El regreso del saltamontes
El pequeño saltamontes ha vuelto a TVE-1 (los martes, a las 22.30). Pero el pequeño saltamontes no es el mismo con cuyas andanzas se familiarizaron los espectadores españoles de mediados de los años setenta. Bueno, sí, el actor es el de siempre, David Carradine, pero. interpreta al nieto del pequeño saltamontes original. Además, tiene un hijo que trabaja de policía en las malas calles de Nueva York y con el que acabará formando, intuimos, una pareja demoledora.La actual Kung Fu enfrenta al actual David Carradine con un monje renegado que, tras prender fuego al monasterio en el que vivían y acabar (¡eso es lo que cree!) con él y con su hijo, se instala en el Chinatown neoyorquino a ejercer de genio del mal.

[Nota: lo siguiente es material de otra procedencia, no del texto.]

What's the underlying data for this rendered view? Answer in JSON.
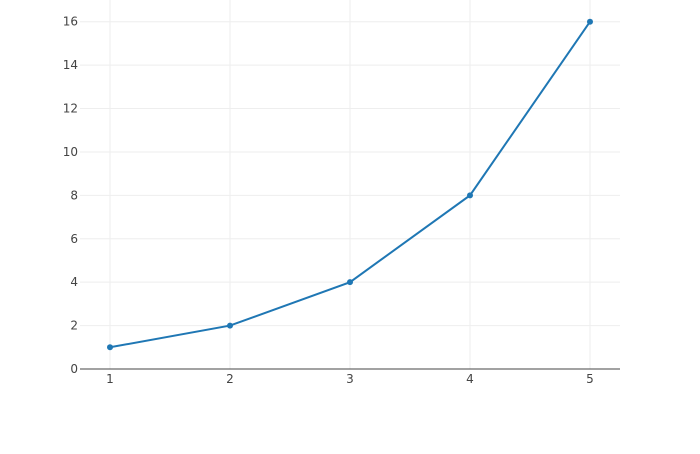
{
  "chart_data": {
    "type": "line",
    "x": [
      1,
      2,
      3,
      4,
      5
    ],
    "series": [
      {
        "values": [
          1,
          2,
          4,
          8,
          16
        ],
        "color": "#1f77b4",
        "mode": "lines+markers"
      }
    ],
    "xlim": [
      0.75,
      5.25
    ],
    "ylim": [
      0,
      17
    ],
    "xticks": [
      1,
      2,
      3,
      4,
      5
    ],
    "yticks": [
      0,
      2,
      4,
      6,
      8,
      10,
      12,
      14,
      16
    ],
    "grid": true,
    "title": "",
    "xlabel": "",
    "ylabel": ""
  }
}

La aparición del monje Carradine (que, como siempre, viene no se sabe de dónde, pero con la flauta y las chancletas de costumbre) enviará al traste sus perversos planes.
Como la serie original, la secuela se resiente de un trascendentalismo un tanto ridículo que se pone de manifiesto en las frases crípticas que Carradine suelta sin parar y que, francamente, están a medio camino entre la perogrullada y la nada más absoluta.
Pero cuando las frases rimbombantes ceden su lugar a las bofetadas y a los tiroteos la cosa resulta bastante más estimulante. En esos momentos, Kung Fu se convierte en una digna serie de acción que, aunque se quedará corta para los seguidores de John Woo, puede entretener bastante a los fans de ese armario bruselés disfrazado de actor que atiende por Jean-Claude van Damme.
Nada en la serie es un prodigio de originalidad. Los hermanos del alma convertidos en enemigos acérrimos son un tópico empleado cien veces. Y la eterna lucha entre el bien el mal es, más que una metáfora, un lugar común.
Pero, por lo menos, y dejando aparte ese misticismo de estar por casa que asoma de vez en cuando su aburrida jeta, Kung Fu propone un entretenimiento que no toma (del todo) al espectador por tonto y que no carga las tintas en la violencia, plasmada en la serie en esa cámara lenta que tanto gustaba al difunto Sam Peckinpah.